The best technologists may also be proving harder to source because they are actively looking for jobs that offer roles with upskilling and development, Hays IT noted. Those opportunities might come in the form of extra responsibilities, working on projects outside their original scope, mentoring, or being given time to attend conferences or webinars.

With a skills market transformation underway and the ongoing skills crisis as background noise, companies pursuing digital-transformation initiatives need to make sure they address these shortcomings head on, warns Y Soft Australia managing director Adam O’Neill – particularly in high-demand, critical areas such as cybersecurity, AI and Internet of Things (IoT) capabilities.

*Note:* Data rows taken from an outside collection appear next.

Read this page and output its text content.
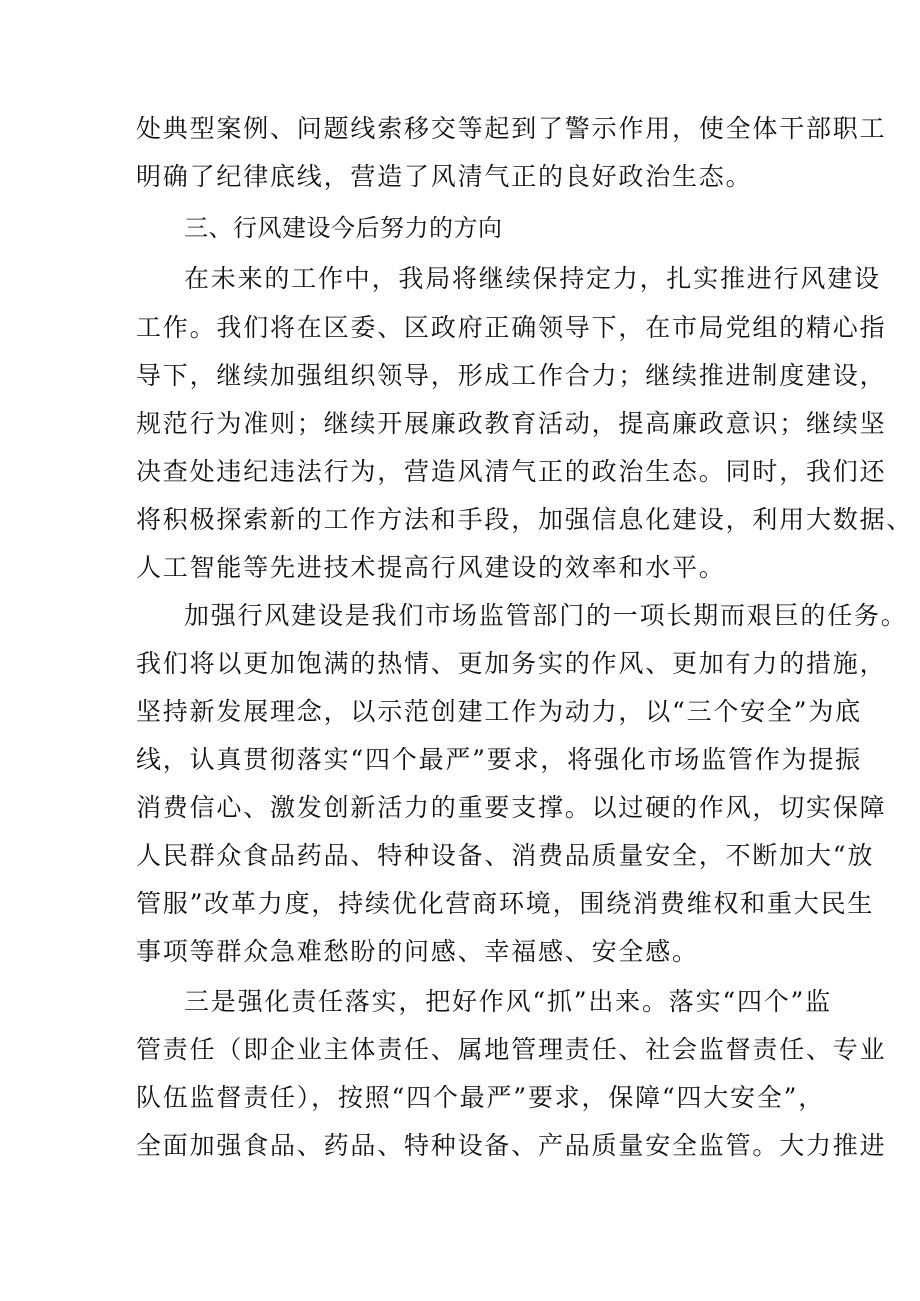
处典型案例、问题线索移交等起到了警示作用，使全体干部职工
明确了纪律底线，营造了风清气正的良好政治生态。
三、行风建设今后努力的方向
在未来的工作中，我局将继续保持定力，扎实推进行风建设
工作。我们将在区委、区政府正确领导下，在市局党组的精心指
导下，继续加强组织领导，形成工作合力；继续推进制度建设，
规范行为准则；继续开展廉政教育活动，提高廉政意识；继续坚
决查处违纪违法行为，营造风清气正的政治生态。同时，我们还
将积极探索新的工作方法和手段，加强信息化建设，利用大数据、
人工智能等先进技术提高行风建设的效率和水平。
加强行风建设是我们市场监管部门的一项长期而艰巨的任务。
我们将以更加饱满的热情、更加务实的作风、更加有力的措施，
坚持新发展理念，以示范创建工作为动力，以“三个安全”为底
线，认真贯彻落实“四个最严”要求，将强化市场监管作为提振
消费信心、激发创新活力的重要支撑。以过硬的作风，切实保障
人民群众食品药品、特种设备、消费品质量安全，不断加大“放
管服”改革力度，持续优化营商环境，围绕消费维权和重大民生
事项等群众急难愁盼的问感、幸福感、安全感。
三是强化责任落实，把好作风“抓”出来。落实“四个”监
管责任（即企业主体责任、属地管理责任、社会监督责任、专业
队伍监督责任），按照“四个最严”要求，保障“四大安全”，
全面加强食品、药品、特种设备、产品质量安全监管。大力推进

“Without effective planning for the resources needed to achieve the digital transformation,” he said in a statement, “organisations can find themselves with a skills gap that delays or undermines the transformation’s objectives.”

“It’s important for decision-makers to evaluate the organisation’s current skillset against those required by the digital initiative. This will reveal key gaps that need to be filled, at which point the company can decide whether current employees are capable of learning new skills – or if new talent needs to be sourced.”